The rise in antisemitic acts since the attacks of October 7th provided MPs with the perfect pretext for their intervention: in the context of the Israeli-Palestinian conflict, the aim was to redouble vigilance against the antisemitism at work in France, like in other European societies. But under the guise of combating antisemitism, any speech deemed discriminatory by the dominant system is likely to fall within the scope of the law.
The debates in the National Assembly revealed a dangerous extension of the crime of expressing opinion to the private sphere, something that was accepted by the deputies without restrictions.
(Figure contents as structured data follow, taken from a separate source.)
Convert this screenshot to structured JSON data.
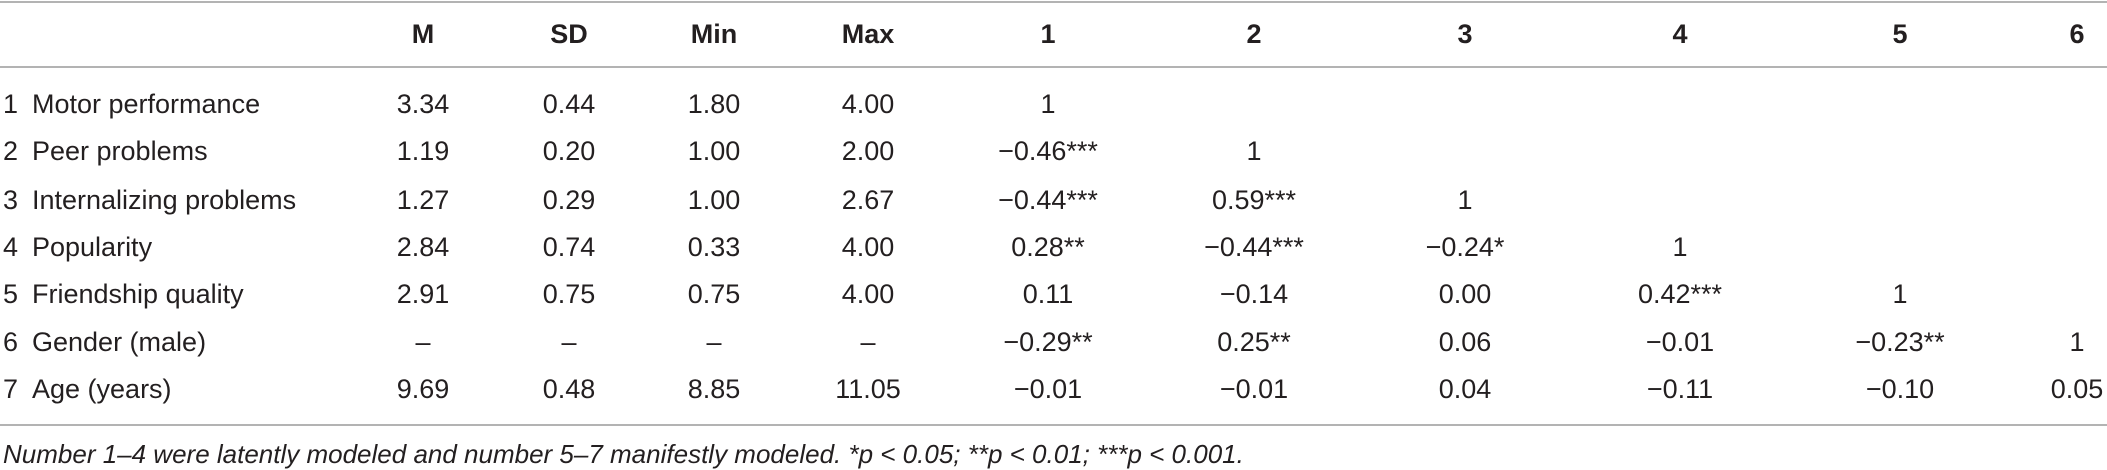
{
  "table": {
    "columns": [
      "M",
      "SD",
      "Min",
      "Max",
      "1",
      "2",
      "3",
      "4",
      "5",
      "6"
    ],
    "rows": [
      {
        "num": "1",
        "label": "Motor performance",
        "cells": [
          "3.34",
          "0.44",
          "1.80",
          "4.00",
          "1"
        ]
      },
      {
        "num": "2",
        "label": "Peer problems",
        "cells": [
          "1.19",
          "0.20",
          "1.00",
          "2.00",
          "−0.46***",
          "1"
        ]
      },
      {
        "num": "3",
        "label": "Internalizing problems",
        "cells": [
          "1.27",
          "0.29",
          "1.00",
          "2.67",
          "−0.44***",
          "0.59***",
          "1"
        ]
      },
      {
        "num": "4",
        "label": "Popularity",
        "cells": [
          "2.84",
          "0.74",
          "0.33",
          "4.00",
          "0.28**",
          "−0.44***",
          "−0.24*",
          "1"
        ]
      },
      {
        "num": "5",
        "label": "Friendship quality",
        "cells": [
          "2.91",
          "0.75",
          "0.75",
          "4.00",
          "0.11",
          "−0.14",
          "0.00",
          "0.42***",
          "1"
        ]
      },
      {
        "num": "6",
        "label": "Gender (male)",
        "cells": [
          "–",
          "–",
          "–",
          "–",
          "−0.29**",
          "0.25**",
          "0.06",
          "−0.01",
          "−0.23**",
          "1"
        ]
      },
      {
        "num": "7",
        "label": "Age (years)",
        "cells": [
          "9.69",
          "0.48",
          "8.85",
          "11.05",
          "−0.01",
          "−0.01",
          "0.04",
          "−0.11",
          "−0.10",
          "0.05"
        ]
      }
    ],
    "footnote": "Number 1–4 were latently modeled and number 5–7 manifestly modeled. *p < 0.05; **p < 0.01; ***p < 0.001."
  }
}
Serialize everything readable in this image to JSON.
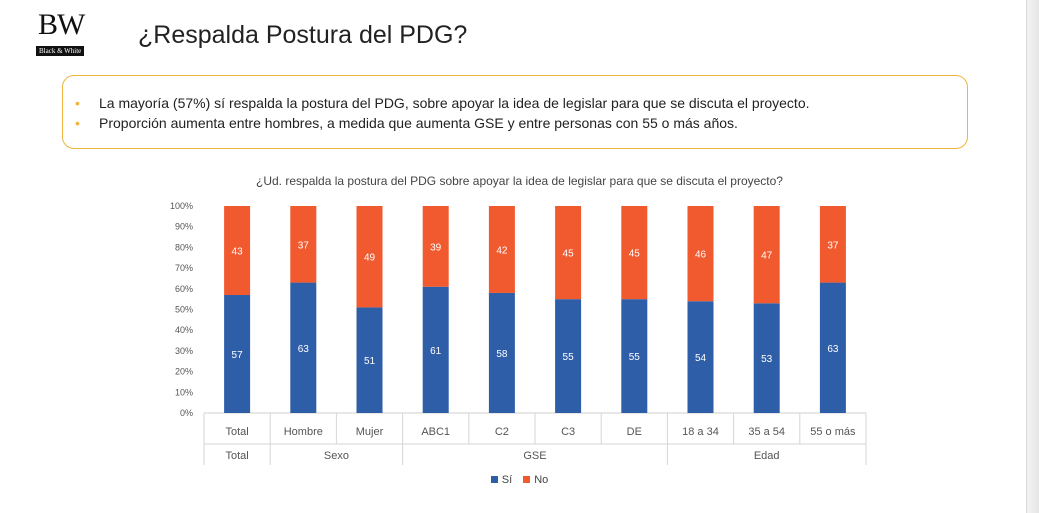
{
  "logo": {
    "mark": "BW",
    "sub": "Black & White"
  },
  "page_title": "¿Respalda Postura del PDG?",
  "summary": [
    "La mayoría (57%) sí respalda la postura del PDG, sobre apoyar la idea de legislar para que se discuta el proyecto.",
    "Proporción aumenta entre hombres, a medida que aumenta GSE y entre personas con 55 o más años."
  ],
  "bullet_glyph": "•",
  "colors": {
    "si": "#2f5ea9",
    "no": "#f1592f",
    "accent": "#f0b43c"
  },
  "chart_data": {
    "type": "bar",
    "stacked": true,
    "title": "¿Ud. respalda la postura del PDG sobre apoyar la idea de legislar para que se discuta el proyecto?",
    "categories": [
      "Total",
      "Hombre",
      "Mujer",
      "ABC1",
      "C2",
      "C3",
      "DE",
      "18 a 34",
      "35 a 54",
      "55 o más"
    ],
    "groups": [
      {
        "label": "Total",
        "span": 1
      },
      {
        "label": "Sexo",
        "span": 2
      },
      {
        "label": "GSE",
        "span": 4
      },
      {
        "label": "Edad",
        "span": 3
      }
    ],
    "series": [
      {
        "name": "Sí",
        "values": [
          57,
          63,
          51,
          61,
          58,
          55,
          55,
          54,
          53,
          63
        ]
      },
      {
        "name": "No",
        "values": [
          43,
          37,
          49,
          39,
          42,
          45,
          45,
          46,
          47,
          37
        ]
      }
    ],
    "yticks": [
      "0%",
      "10%",
      "20%",
      "30%",
      "40%",
      "50%",
      "60%",
      "70%",
      "80%",
      "90%",
      "100%"
    ],
    "ylim": [
      0,
      100
    ],
    "grid": false,
    "legend_position": "bottom"
  }
}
If we consider the abolition of the boundary between public and private as one of the most obvious characteristics of totalitarian regimes, it is clear that this law takes the French Republic a little further into the realm of “totalitarianism without the gulag”—to use the words of Quebec essayist Matthieu Bock-Côté in his latest book by the same name.
The trend is not new: recent legislative developments have already made it possible to condemn not only acts but also words and even intentions. Essayist Anne-Sophie Chazaud, the author of a book on freedom of expression, also points out that, as far back as August 2017, a decree issued at the start of Macron’s first term in office provided for the criminalisation of private conversations—in effect encouraging private-sphere spying. Today, we are moving from decree to law, and the insistence on legally pursuing offending remarks of a ‘non-public’ nature opens the way to all kinds of excesses.
In legal terms, there is still a fine line between ‘non-public’ speech and private speech. Non-public speech includes, for example, discussions on a WhatsApp group or Telegram channel, or in group emails. The ‘non-public’ dimension implies a collective nature and the existence of a “community of interests,” but also the absence of any explicitly requested confidentiality. A family dinner, for example, should not be affected. But the law is deliberately unclear, leaving it open to interpretation. Add to the participants in that very same family dinner a group of friends who are more or less close, or members of the same sports club, and you are on the verge of a “community of interests” that will allow the legislator to censor anything.
Unfortunately, it is all too easy to foresee the developments that will result from this law.
From the moment that any type of discriminatory comment can be reported, questions of the rights of sexual minorities—which by their very nature touch on the private and intimate sphere—offer an infinite range of possibilities for criminalisation. We can imagine all sorts of situations becoming potentially dangerous, with the division reaching right to the heart of families: a mother wanting to help her daughter keep her child rather than have an abortion or a father worried about his son’s desire to change gender could soon be liable for prosecution.
Elsewhere in Europe, the same trend can be observed. A former Flemish parliamentarian has just been sentenced to prison for alleged “racist memes” shared on a private discussion chat group. In Britain, a private citizen was sentenced to prison for distributing stickers demanding a stop to mass immigration. As Xavier Van Lierde, a journalist on the conservative Radio Courtoisie radio station, worries: in the near future, what about opinions on health policies, climate, or geopolitical issues?
But perhaps the most worrying aspect of this sequence of events is not the content of the French bill—merely the umpteenth repetition of provisions already more or less contained in previous texts—but the now well-established habit among members of parliament to consider ever tighter restrictions on thought and expression as a good and obvious thing that there is no point in opposing. Discussion seems to have deserted the field in favour of an absolutely suffocating unanimity that no one seems to want to question.